MARGARET LEVI is the director of the Center for Advanced Study in the Behavioral Sciences (CASBS) and professor of Political Science at Stanford University. She is the Jere L. Bacharach Professor Emerita of International Studies in the Department of Political Science at the University of Washington. Levi has been a senior fellow at the Watson Institute for International Studies, Brown University. She held the Chair in Politics, United States Studies Centre at the University of Sydney, 2009-13 and is currently an affiliate professor there. At the University of Washington she was director of the CHAOS (Comparative Historical Analysis of Organizations and States) Center and formerly the Harry Bridges Chair and director of the Harry Bridges Center for Labor Studies. She became a fellow of the American Academy of Arts and Sciences in 2001 and a John Simon Guggenheim Fellow in 2002. She served as president of the American Political Science Association from 2004 to 2005. She is the recipient of the 2014 William H. Riker Prize for Political Science.
Levi is the author or coauthor of numerous articles and books, including: Of Rule and Revenue, Consent, Dissent, and Patriotism, Analytic Narratives, and Cooperation Without Trust?, and, most recently, In the Interest of Others, co-authored with John Ahlquist.
Levi's research continues to focus on how to improve the quality of government. She is also committed to understanding and improving supply chains so that the goods we consume are produced in a manner that sustains both the workers and the environment.

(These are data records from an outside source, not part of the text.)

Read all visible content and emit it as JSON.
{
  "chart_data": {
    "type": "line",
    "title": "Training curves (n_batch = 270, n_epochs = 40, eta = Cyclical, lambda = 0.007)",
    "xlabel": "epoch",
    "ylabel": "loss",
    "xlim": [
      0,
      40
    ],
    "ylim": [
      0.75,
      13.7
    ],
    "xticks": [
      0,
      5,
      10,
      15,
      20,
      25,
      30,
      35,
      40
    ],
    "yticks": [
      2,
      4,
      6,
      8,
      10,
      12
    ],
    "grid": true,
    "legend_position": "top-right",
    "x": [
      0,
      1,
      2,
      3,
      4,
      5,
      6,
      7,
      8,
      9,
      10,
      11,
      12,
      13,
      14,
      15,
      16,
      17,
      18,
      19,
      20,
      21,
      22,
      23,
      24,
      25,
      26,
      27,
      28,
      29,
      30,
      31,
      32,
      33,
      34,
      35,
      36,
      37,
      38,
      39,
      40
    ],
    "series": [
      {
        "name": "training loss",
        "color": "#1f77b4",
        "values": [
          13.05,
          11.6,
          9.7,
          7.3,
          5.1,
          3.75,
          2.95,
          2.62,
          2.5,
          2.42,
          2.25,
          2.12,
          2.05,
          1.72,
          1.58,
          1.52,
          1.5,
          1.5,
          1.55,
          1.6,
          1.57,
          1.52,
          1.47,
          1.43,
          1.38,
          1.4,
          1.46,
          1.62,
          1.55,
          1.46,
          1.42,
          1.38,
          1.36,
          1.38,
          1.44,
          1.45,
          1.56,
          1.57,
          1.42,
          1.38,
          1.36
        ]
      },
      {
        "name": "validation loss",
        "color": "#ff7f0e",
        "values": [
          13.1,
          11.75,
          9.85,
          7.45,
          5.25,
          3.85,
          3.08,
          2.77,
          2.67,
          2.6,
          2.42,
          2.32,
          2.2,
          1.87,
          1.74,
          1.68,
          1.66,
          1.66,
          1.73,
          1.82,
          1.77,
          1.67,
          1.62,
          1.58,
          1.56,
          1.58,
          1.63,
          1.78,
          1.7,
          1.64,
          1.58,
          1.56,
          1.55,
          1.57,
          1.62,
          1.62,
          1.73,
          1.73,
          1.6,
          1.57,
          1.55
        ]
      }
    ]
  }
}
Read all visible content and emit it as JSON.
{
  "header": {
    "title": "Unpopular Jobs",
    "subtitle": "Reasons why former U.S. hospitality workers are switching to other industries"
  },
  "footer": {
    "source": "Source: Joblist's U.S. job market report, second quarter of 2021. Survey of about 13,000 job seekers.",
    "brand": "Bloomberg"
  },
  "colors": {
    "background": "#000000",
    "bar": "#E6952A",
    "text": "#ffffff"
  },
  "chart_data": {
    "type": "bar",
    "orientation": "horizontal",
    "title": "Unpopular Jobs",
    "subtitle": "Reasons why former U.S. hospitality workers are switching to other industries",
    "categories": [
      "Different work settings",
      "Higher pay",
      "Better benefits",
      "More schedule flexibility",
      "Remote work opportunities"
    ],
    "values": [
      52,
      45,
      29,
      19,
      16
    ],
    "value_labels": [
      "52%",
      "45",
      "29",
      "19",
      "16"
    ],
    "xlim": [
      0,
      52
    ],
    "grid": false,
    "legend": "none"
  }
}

She is general editor of Cambridge Studies in Comparative Politics and co-general editor of the Annual Review of Political Science. Levi serves on the boards of the: Social Science Research Council (SSRC); Institute For Advanced Study; Center for Advanced Studies in the Social Sciences (CEACS) in Madrid; and Scholar and Research Group of the World Justice Project.
Her fellowships include the Woodrow Wilson in 1968, German Marshall in 1988-9, and the Center for Advanced Study of the Behavioral Sciences in 1993-1994. She has lectured and been a visiting fellow at the Australian National University, the European University Institute, Max Planck Institute in Cologne, the Juan March Institute, the Budapest Collegium, Cardiff University, Oxford University, Bergen University, and Peking University. She was a Phi Beta Kappa Visiting Scholar in 2005-6. She periodically serves as a consultant to the World Bank.